In the switching arrangement according to Figure 7, which in larger cooling systems Should find application, the compressor and heater circuit through relays operated switches controlled. Here, too, 2 represents the heater, 9 one Main switch and 10 a relay which has two pairs of contacts 10Q, 10b. Of these, the former are usually closed while the latter are open. The contacts 10Q control the compressor 11 through one in a relay actuated switch 12. 13 represents a thermostatic switch, which the Compressor 11 controls automatically. Contacts 10b usually control one closed, pressure operated switch 14 and a relay switch 15, which both are connected in series with heater 2. 16 is a clockwork operated one Switch, which is usually open and in series with the coil of the relay switch 10 lies. At 17 is a thermostat for automatic control of the heater 2 designated.

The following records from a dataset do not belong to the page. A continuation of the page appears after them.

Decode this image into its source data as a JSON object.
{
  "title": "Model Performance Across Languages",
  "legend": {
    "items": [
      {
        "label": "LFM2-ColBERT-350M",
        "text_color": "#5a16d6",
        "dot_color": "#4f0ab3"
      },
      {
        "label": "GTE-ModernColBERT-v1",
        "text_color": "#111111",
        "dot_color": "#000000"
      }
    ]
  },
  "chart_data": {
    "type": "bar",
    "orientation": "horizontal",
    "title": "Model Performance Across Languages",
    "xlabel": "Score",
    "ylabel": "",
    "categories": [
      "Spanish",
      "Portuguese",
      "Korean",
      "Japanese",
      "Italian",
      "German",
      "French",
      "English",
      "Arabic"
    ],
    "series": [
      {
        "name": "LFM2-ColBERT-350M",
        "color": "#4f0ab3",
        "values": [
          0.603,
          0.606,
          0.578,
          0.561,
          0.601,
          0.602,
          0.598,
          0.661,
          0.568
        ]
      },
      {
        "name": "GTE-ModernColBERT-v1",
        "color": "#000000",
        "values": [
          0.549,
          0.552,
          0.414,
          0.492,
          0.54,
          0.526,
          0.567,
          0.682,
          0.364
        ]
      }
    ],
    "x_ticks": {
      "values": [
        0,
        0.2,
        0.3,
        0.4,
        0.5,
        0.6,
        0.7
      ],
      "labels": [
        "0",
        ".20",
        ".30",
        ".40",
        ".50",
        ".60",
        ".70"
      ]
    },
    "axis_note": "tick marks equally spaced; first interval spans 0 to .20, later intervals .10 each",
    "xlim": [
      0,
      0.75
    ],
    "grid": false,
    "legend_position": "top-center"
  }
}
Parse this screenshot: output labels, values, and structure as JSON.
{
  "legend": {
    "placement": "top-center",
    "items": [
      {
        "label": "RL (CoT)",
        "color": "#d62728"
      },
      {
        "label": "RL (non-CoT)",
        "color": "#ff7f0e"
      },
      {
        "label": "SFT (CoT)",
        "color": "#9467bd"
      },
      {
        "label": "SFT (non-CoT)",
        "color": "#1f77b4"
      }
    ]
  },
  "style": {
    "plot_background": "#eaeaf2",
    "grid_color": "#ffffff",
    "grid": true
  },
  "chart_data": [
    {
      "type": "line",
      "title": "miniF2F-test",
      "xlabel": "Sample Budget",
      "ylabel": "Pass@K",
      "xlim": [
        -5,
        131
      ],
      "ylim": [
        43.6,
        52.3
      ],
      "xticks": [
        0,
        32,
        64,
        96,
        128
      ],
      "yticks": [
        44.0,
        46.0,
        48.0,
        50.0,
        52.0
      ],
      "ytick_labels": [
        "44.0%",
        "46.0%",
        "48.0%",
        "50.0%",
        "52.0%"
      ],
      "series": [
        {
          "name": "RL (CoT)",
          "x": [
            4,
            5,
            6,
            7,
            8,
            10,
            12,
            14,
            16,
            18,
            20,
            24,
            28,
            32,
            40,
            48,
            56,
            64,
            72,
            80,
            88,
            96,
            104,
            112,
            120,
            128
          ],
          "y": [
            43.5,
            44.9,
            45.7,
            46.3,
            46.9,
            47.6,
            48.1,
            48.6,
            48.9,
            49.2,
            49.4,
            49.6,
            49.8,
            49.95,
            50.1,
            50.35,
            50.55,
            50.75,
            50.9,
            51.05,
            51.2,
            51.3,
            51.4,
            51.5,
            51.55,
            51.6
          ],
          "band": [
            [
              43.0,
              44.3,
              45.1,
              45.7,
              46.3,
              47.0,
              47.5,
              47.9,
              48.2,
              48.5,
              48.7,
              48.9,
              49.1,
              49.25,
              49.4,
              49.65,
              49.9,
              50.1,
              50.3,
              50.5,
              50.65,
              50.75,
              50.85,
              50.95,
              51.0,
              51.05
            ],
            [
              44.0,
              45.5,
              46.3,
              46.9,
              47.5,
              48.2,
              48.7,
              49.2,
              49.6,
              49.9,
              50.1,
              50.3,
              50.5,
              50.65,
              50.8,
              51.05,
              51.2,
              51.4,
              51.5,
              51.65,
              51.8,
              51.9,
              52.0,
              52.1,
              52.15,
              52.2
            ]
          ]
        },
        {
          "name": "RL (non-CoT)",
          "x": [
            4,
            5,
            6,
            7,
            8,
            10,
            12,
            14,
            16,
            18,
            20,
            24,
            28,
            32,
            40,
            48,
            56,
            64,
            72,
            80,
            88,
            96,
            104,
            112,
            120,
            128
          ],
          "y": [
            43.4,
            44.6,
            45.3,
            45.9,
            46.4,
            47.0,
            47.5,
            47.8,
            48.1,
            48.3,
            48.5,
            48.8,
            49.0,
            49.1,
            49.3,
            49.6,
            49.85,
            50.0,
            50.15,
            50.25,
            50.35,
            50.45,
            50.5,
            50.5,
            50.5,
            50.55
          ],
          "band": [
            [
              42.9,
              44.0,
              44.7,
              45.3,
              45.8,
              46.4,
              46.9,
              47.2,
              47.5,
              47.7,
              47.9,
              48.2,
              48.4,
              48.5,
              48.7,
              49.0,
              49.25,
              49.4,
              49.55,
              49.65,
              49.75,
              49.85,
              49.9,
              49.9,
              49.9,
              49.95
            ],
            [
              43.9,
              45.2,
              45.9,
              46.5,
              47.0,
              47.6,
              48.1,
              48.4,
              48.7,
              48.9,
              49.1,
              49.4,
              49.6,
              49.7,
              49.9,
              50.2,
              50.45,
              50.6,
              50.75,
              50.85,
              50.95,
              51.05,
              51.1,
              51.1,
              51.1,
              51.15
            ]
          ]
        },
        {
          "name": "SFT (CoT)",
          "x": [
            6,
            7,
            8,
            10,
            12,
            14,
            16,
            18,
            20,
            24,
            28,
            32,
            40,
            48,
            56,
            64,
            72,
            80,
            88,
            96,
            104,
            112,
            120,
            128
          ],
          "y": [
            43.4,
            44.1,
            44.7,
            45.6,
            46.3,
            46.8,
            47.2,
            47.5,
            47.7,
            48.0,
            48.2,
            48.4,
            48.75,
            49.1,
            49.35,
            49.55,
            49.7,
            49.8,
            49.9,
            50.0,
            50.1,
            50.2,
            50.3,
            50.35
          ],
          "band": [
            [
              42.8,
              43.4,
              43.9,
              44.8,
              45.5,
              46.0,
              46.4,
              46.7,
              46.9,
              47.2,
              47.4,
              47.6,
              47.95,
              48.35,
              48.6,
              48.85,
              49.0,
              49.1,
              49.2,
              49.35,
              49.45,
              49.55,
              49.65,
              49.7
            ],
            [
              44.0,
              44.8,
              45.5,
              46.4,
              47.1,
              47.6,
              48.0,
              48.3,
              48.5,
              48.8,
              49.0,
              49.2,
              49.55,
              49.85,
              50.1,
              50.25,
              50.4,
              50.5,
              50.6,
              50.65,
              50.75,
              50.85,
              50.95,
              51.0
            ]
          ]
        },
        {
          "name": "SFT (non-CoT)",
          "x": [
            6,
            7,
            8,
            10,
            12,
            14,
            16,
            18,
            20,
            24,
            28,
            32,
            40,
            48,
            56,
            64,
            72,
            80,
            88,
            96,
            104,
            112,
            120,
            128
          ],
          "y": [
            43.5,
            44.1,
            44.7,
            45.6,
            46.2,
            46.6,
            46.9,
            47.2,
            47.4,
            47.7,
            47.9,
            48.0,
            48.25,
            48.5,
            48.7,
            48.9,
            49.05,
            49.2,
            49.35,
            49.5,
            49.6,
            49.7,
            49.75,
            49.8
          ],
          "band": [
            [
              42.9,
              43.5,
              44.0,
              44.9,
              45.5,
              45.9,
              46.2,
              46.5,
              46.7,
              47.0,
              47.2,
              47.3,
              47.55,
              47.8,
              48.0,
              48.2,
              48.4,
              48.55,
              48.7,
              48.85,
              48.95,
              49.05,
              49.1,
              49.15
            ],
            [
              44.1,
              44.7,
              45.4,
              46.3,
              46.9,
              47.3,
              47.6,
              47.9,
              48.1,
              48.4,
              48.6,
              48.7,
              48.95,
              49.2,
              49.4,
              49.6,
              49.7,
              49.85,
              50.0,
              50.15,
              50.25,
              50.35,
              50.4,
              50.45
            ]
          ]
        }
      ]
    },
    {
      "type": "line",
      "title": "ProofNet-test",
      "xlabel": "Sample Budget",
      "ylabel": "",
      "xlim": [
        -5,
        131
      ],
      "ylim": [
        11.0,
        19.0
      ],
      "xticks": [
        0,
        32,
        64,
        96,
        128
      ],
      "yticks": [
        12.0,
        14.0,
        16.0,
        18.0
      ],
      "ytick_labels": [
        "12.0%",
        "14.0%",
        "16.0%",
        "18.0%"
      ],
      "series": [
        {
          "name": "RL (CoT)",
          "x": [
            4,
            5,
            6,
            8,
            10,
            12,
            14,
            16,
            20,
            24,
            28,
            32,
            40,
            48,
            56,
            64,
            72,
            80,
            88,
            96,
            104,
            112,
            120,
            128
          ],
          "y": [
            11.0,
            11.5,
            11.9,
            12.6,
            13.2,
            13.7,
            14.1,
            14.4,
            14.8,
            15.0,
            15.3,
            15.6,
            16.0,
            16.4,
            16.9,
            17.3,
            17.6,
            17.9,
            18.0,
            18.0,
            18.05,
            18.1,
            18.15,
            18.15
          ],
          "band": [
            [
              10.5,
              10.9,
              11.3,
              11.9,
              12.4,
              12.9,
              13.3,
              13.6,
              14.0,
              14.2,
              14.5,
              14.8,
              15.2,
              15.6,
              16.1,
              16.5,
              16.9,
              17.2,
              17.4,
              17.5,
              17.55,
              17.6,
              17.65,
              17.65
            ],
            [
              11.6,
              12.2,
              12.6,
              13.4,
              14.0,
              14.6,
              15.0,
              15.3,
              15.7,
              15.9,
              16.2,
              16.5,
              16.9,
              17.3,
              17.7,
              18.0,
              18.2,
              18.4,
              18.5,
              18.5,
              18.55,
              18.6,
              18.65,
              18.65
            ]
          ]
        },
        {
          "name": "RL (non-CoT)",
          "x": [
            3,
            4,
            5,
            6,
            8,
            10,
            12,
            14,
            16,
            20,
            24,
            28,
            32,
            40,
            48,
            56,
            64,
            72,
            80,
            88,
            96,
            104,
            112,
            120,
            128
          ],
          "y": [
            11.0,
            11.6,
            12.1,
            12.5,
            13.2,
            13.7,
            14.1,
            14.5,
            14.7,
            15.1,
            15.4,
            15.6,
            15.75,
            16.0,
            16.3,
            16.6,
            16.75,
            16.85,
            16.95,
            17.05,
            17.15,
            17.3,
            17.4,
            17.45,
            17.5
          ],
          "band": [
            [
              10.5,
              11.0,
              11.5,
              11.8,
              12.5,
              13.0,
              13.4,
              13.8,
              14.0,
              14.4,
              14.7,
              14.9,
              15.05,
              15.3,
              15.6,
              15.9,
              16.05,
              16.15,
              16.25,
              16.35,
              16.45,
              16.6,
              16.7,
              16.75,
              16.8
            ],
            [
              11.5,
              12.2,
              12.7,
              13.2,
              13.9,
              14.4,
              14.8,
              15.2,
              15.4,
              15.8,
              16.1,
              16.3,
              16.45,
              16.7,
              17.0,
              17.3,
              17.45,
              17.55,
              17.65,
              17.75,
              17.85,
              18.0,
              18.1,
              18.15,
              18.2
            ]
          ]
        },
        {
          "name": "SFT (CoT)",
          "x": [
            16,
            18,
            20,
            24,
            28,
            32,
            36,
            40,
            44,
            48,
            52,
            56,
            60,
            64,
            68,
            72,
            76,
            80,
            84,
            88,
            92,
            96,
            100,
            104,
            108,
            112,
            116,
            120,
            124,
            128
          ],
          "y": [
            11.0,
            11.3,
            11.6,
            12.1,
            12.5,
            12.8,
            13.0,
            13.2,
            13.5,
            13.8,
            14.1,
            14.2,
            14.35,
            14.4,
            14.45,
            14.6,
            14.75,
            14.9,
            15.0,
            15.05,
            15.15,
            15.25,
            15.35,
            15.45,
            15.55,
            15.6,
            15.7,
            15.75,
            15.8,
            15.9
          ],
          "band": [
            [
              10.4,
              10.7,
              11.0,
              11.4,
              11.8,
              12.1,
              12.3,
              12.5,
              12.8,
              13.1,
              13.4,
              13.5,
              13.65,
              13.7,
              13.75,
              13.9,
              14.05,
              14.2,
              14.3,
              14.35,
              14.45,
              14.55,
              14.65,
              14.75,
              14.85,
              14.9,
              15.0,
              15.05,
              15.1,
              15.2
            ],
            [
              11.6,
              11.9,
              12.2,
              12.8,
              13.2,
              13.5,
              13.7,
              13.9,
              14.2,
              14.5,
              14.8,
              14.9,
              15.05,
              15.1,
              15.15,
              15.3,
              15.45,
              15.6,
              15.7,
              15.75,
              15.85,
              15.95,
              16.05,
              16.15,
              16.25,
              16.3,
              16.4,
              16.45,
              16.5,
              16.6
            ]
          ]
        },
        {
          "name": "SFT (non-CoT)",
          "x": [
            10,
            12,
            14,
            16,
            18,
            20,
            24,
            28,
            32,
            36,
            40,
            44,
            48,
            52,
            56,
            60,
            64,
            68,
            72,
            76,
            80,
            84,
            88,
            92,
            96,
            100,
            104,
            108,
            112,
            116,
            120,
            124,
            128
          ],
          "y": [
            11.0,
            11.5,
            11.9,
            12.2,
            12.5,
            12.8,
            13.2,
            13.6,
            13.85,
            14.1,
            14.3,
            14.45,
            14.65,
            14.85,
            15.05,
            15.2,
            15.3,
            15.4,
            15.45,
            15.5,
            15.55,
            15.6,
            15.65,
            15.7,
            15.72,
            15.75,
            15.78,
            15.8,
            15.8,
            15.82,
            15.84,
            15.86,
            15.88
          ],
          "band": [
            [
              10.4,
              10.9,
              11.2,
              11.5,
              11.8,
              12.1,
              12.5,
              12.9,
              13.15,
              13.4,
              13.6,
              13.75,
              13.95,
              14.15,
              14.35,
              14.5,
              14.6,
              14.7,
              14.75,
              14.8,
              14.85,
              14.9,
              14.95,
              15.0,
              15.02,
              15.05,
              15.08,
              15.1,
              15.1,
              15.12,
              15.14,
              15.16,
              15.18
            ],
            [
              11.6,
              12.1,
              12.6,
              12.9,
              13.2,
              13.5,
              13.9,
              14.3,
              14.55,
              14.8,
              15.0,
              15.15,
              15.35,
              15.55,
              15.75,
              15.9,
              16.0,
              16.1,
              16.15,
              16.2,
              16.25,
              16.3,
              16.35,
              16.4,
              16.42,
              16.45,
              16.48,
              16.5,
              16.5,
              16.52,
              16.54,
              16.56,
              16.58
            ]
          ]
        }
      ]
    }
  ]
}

For use, the main switch 9 is closed and the timer is set to the specific time. Current then flows through the contacts 10. The relay switch is closed so that the compressor 11 starts up. It is also subsequently controlled in the usual manner by the pressure operated switch 13 which can be connected in series with the contacts 10Q. When the clockwork switch 16 closes, the coil of the relay 10 is energized, the contacts 10 ″ are opened, but the contacts 10b closed. The compressor 11 is thus stopped and the relay switch 15 closed. Current then flows through the pressure-actuated switch 14 and the heater 2. When the pressure created inside the evaporator tube due to the action of the heater rises above a predetermined level, the switch 14 is opened and the heater 2 is switched off If the pressure should not be sufficient to open the switch 14, but the temperature of the evaporator should accidentally have risen too high, the thermostat 17 opens the heating circuit and switches off the heater 2. Until the timer 16 becomes effective again to de-energize the relay, the compressor 11 remains ineffective.

Appropriately with the defrosting device described is a Heated drip mat used to remove melted ice that may have fallen from the vaporizer could drip off. This mat consists of a mesh grid corresponding design on which a coil or coils of the heating cable are similar of the type described above are connected. This mat goes under the evaporator placed so that it catches the drops which subsequently evaporate as a result the heating of the grate by the heating coil. The cable of the drip mat is electrical connected to the defrosting machine so that it can only be used during the defrosting process is heated.

Claims (6)

PATENT CLAIMS: 1. Cooling system with a device for de-icing of the evaporator by means of a heating cable, characterized in that the heating cable from a central conductor, a rigid insulating material surrounding it, as well as a coating of copper or other metallic, sheet-like material and along the evaporator tubes in direct contact with or in the vicinity of them runs. 2. Cooling device according to claim 1, characterized in that the heating cable clamped to the inside or outside of the evaporator, spot-welded, soldered or otherwise attached. 3. Cooling device according to claim 1, characterized in that the heating cable in an evaporator with vertical ribs is passed through holes provided in the immediate vicinity of the evaporator tube. 4th Cooling device according to Claim 1, characterized in that in the case of an evaporator with vertical ribs, the ribs are provided with slits from the outer edge that are used to accommodate the heating cable. 5. Cooling device according to claim 1, characterized in that the heating cable around the evaporator tubes in a relatively large snail shape is looped around. 6. Cooling device according to one of the preceding claims, characterized by an electrically heated drip mat to be attached under the evaporator for collecting molten ice which drips down from the evaporator, this drip mat consisting of a mesh grate to which a heating cable according to claim 1 is attached, and the cable is electrically connected to the de-icing device so that the mat is only heated during de-icing. Documents considered: French Patent No. 824198; British Patent No. 361,452. U.S. Patent Nos. 2,410,194, 2,511,419.